Highlighting the dividend reinvestment plan, he said he was “mindful” of its debt position.
If Ryman raised capital two years ago when its share price was worth $17, not the $6.40 it is now, it could have made the same amount of money by only issuing less than half as much equity.
Ibbotson didn’t say “I told you so” this week, but laughed when I suggested he could. He was actually preparing to write another critical note when the raise was unexpectedly announced.
Cash flow still a snag
In October, Dekker called the retirement sector “asset rich, cash poor” highlighting it needed to do more to prove it could generate better cash returns.
This week’s raise did not remediate Dekker’s view. His report this week said $902m would not alleviate its underlying issue of negative cash flow.
“Critically, we believe a large part of the operations remains a black box.”
Ibbotson agreed many questions remained unanswered, but he applauded Ryman’s commitment to return to positive free cash flow by the 2025 financial year.
Interest rate mystery
Of course, Ryman still has debt - $2.24b to be exact, if its capital raise offer is taken up in full.
When I asked what its average interest rate was on its remaining “mortgage”, Umbers would not say.

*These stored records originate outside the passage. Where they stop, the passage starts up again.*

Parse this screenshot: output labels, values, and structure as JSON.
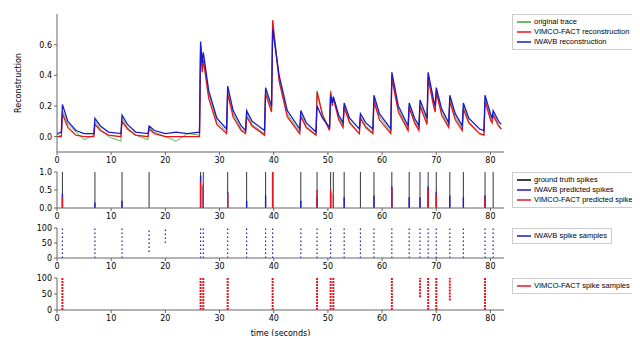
{
  "chart_data": [
    {
      "type": "line",
      "ylabel": "Reconstruction",
      "legend": "right",
      "xlim": [
        0,
        82.5
      ],
      "xticks": [
        0,
        10,
        20,
        30,
        40,
        50,
        60,
        70,
        80
      ],
      "ylim": [
        -0.1,
        0.8
      ],
      "yticks": [
        {
          "value": 0,
          "label": "0.0"
        },
        {
          "value": 0.2,
          "label": "0.2"
        },
        {
          "value": 0.4,
          "label": "0.4"
        },
        {
          "value": 0.6,
          "label": "0.6"
        }
      ],
      "x": [
        0,
        0.8,
        1,
        2,
        3.5,
        5,
        6.8,
        7,
        8,
        9.5,
        11.8,
        12,
        13,
        14.5,
        16.8,
        17,
        18,
        20,
        22,
        24,
        26.3,
        26.5,
        26.8,
        27,
        28,
        29.5,
        31.3,
        31.5,
        32.5,
        34,
        34.8,
        35,
        36,
        38.3,
        38.5,
        39.6,
        39.8,
        41,
        42.5,
        44.8,
        45,
        46,
        47.8,
        48,
        49,
        50.3,
        50.5,
        50.8,
        51,
        52,
        52.8,
        53,
        54,
        55.8,
        56,
        57,
        58.3,
        58.5,
        59.5,
        61.6,
        61.8,
        63,
        64.8,
        65,
        66,
        66.8,
        67,
        68.3,
        68.5,
        69.5,
        69.8,
        70,
        71,
        72.3,
        72.5,
        73.5,
        74.8,
        75,
        76,
        78,
        78.8,
        79,
        80,
        80.3,
        80.5,
        81.5,
        82
      ],
      "series": [
        {
          "name": "original trace",
          "color": "#33aa33",
          "values": [
            0.02,
            0,
            0.17,
            0.08,
            0.03,
            -0.02,
            0.01,
            0.1,
            0.05,
            0,
            -0.03,
            0.12,
            0.06,
            0.01,
            -0.02,
            0.06,
            0.03,
            0,
            -0.03,
            0.02,
            0.01,
            0.6,
            0.45,
            0.5,
            0.28,
            0.1,
            0.03,
            0.3,
            0.15,
            0.05,
            0.03,
            0.15,
            0.08,
            0.02,
            0.3,
            0.18,
            0.75,
            0.38,
            0.15,
            0.03,
            0.15,
            0.07,
            0.01,
            0.3,
            0.15,
            0.05,
            0.3,
            0.22,
            0.26,
            0.13,
            0.07,
            0.2,
            0.1,
            0.02,
            0.13,
            0.07,
            0.03,
            0.25,
            0.13,
            0.03,
            0.4,
            0.18,
            0.05,
            0.2,
            0.1,
            0.05,
            0.22,
            0.1,
            0.4,
            0.22,
            0.18,
            0.3,
            0.16,
            0.07,
            0.25,
            0.13,
            0.05,
            0.2,
            0.1,
            0.02,
            0.01,
            0.25,
            0.13,
            0.1,
            0.15,
            0.08,
            0.05
          ]
        },
        {
          "name": "VIMCO-FACT reconstruction",
          "color": "#e8141c",
          "values": [
            0,
            0,
            0.15,
            0.06,
            0.01,
            0,
            0,
            0.08,
            0.04,
            0.01,
            0,
            0.1,
            0.05,
            0.01,
            0,
            0.05,
            0.02,
            0,
            0,
            0,
            0,
            0.58,
            0.42,
            0.5,
            0.25,
            0.08,
            0.02,
            0.28,
            0.13,
            0.04,
            0.02,
            0.13,
            0.07,
            0.01,
            0.28,
            0.16,
            0.76,
            0.36,
            0.13,
            0.02,
            0.13,
            0.06,
            0.01,
            0.29,
            0.14,
            0.04,
            0.29,
            0.2,
            0.25,
            0.11,
            0.06,
            0.19,
            0.09,
            0.02,
            0.12,
            0.06,
            0.02,
            0.23,
            0.11,
            0.02,
            0.38,
            0.16,
            0.04,
            0.19,
            0.09,
            0.04,
            0.2,
            0.08,
            0.38,
            0.2,
            0.16,
            0.29,
            0.14,
            0.06,
            0.23,
            0.11,
            0.04,
            0.18,
            0.09,
            0.02,
            0.01,
            0.23,
            0.11,
            0.09,
            0.14,
            0.07,
            0.05
          ]
        },
        {
          "name": "IWAVB reconstruction",
          "color": "#1a1acc",
          "values": [
            0.02,
            0.03,
            0.21,
            0.1,
            0.04,
            0.02,
            0.02,
            0.12,
            0.07,
            0.03,
            0.02,
            0.14,
            0.08,
            0.03,
            0.02,
            0.07,
            0.04,
            0.02,
            0.03,
            0.02,
            0.03,
            0.62,
            0.48,
            0.55,
            0.3,
            0.12,
            0.05,
            0.33,
            0.17,
            0.07,
            0.04,
            0.17,
            0.1,
            0.04,
            0.32,
            0.2,
            0.7,
            0.4,
            0.17,
            0.05,
            0.17,
            0.09,
            0.03,
            0.2,
            0.12,
            0.06,
            0.27,
            0.22,
            0.26,
            0.14,
            0.09,
            0.22,
            0.12,
            0.05,
            0.15,
            0.09,
            0.05,
            0.27,
            0.15,
            0.05,
            0.42,
            0.2,
            0.07,
            0.22,
            0.12,
            0.07,
            0.24,
            0.12,
            0.42,
            0.24,
            0.2,
            0.32,
            0.18,
            0.09,
            0.27,
            0.15,
            0.07,
            0.22,
            0.12,
            0.05,
            0.04,
            0.27,
            0.15,
            0.12,
            0.17,
            0.1,
            0.08
          ]
        }
      ]
    },
    {
      "type": "spikes",
      "legend": "right",
      "xlim": [
        0,
        82.5
      ],
      "xticks": [
        0,
        10,
        20,
        30,
        40,
        50,
        60,
        70,
        80
      ],
      "ylim": [
        0,
        1
      ],
      "yticks": [
        {
          "value": 0,
          "label": "0.0"
        },
        {
          "value": 0.5,
          "label": "0.5"
        },
        {
          "value": 1,
          "label": "1.0"
        }
      ],
      "series": [
        {
          "name": "ground truth spikes",
          "color": "#000000",
          "x": [
            1,
            7,
            12,
            17,
            26.5,
            27,
            31.5,
            35,
            38.5,
            39.8,
            45,
            48,
            50.5,
            51,
            53,
            56,
            58.5,
            61.8,
            65,
            67,
            68.5,
            70,
            72.5,
            75,
            79,
            80.5
          ],
          "values": [
            1,
            1,
            1,
            1,
            1,
            1,
            1,
            1,
            1,
            1,
            1,
            1,
            1,
            1,
            1,
            1,
            1,
            1,
            1,
            1,
            1,
            1,
            1,
            1,
            1,
            1
          ]
        },
        {
          "name": "IWAVB predicted spikes",
          "color": "#1a1acc",
          "x": [
            1,
            7,
            12,
            26.5,
            27,
            31.5,
            35,
            38.5,
            39.8,
            45,
            48,
            50.5,
            53,
            58.5,
            61.8,
            65,
            67,
            68.5,
            70,
            72.5,
            75,
            79
          ],
          "values": [
            0.4,
            0.15,
            0.2,
            0.9,
            0.6,
            0.45,
            0.2,
            0.35,
            1,
            0.2,
            0.3,
            0.45,
            0.3,
            0.35,
            0.6,
            0.3,
            0.3,
            0.6,
            0.45,
            0.35,
            0.3,
            0.35
          ]
        },
        {
          "name": "VIMCO-FACT predicted spikes",
          "color": "#e8141c",
          "x": [
            1,
            26.5,
            27,
            31.5,
            39.8,
            48,
            50.5,
            51,
            61.8,
            68.5,
            70,
            79
          ],
          "values": [
            0.3,
            0.75,
            0.65,
            0.4,
            1,
            0.5,
            0.5,
            0.4,
            0.55,
            0.55,
            0.4,
            0.3
          ]
        }
      ]
    },
    {
      "type": "raster",
      "legend": "right",
      "xlim": [
        0,
        82.5
      ],
      "xticks": [
        0,
        10,
        20,
        30,
        40,
        50,
        60,
        70,
        80
      ],
      "ylim": [
        0,
        100
      ],
      "yticks": [
        0,
        50,
        100
      ],
      "series": [
        {
          "name": "IWAVB spike samples",
          "color": "#1a1acc",
          "x": [
            1,
            7,
            12,
            17,
            20,
            26.5,
            27,
            31.5,
            35,
            38.5,
            39.8,
            45,
            48,
            50.5,
            53,
            56,
            58.5,
            61.8,
            65,
            67,
            68.5,
            70,
            72.5,
            75,
            79,
            80.5
          ],
          "low": [
            0,
            0,
            0,
            20,
            50,
            0,
            0,
            0,
            0,
            0,
            0,
            0,
            0,
            0,
            0,
            0,
            0,
            0,
            0,
            0,
            0,
            0,
            0,
            0,
            0,
            0
          ],
          "high": [
            100,
            100,
            100,
            100,
            100,
            100,
            100,
            100,
            100,
            100,
            100,
            100,
            100,
            100,
            100,
            100,
            100,
            100,
            100,
            100,
            100,
            100,
            100,
            100,
            100,
            100
          ]
        }
      ]
    },
    {
      "type": "raster",
      "legend": "right",
      "xlabel": "time (seconds)",
      "xlim": [
        0,
        82.5
      ],
      "xticks": [
        0,
        10,
        20,
        30,
        40,
        50,
        60,
        70,
        80
      ],
      "ylim": [
        0,
        100
      ],
      "yticks": [
        0,
        50,
        100
      ],
      "series": [
        {
          "name": "VIMCO-FACT spike samples",
          "color": "#e8141c",
          "x": [
            1,
            26.5,
            27,
            31.5,
            39.8,
            48,
            50.5,
            51,
            61.8,
            67,
            68.5,
            70,
            72.5,
            79
          ],
          "low": [
            0,
            0,
            0,
            0,
            0,
            0,
            0,
            0,
            0,
            40,
            0,
            0,
            30,
            0
          ],
          "high": [
            100,
            100,
            100,
            100,
            100,
            100,
            100,
            100,
            100,
            100,
            100,
            100,
            100,
            100
          ]
        }
      ]
    }
  ]
}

“We haven’t shared it, as it happens.”
Instead, he talked up the ageing, wealthy baby boomer population that would need somewhere to live and be cared for if they sold up the family home.
That’s the central view that convinced Ryman’s management it could load up on so much debt in the first place.
While its words may not have changed, its actions have - and asking the market for help speaks volumes.
The question now is if investors want anything to do with it and its ageing clientele.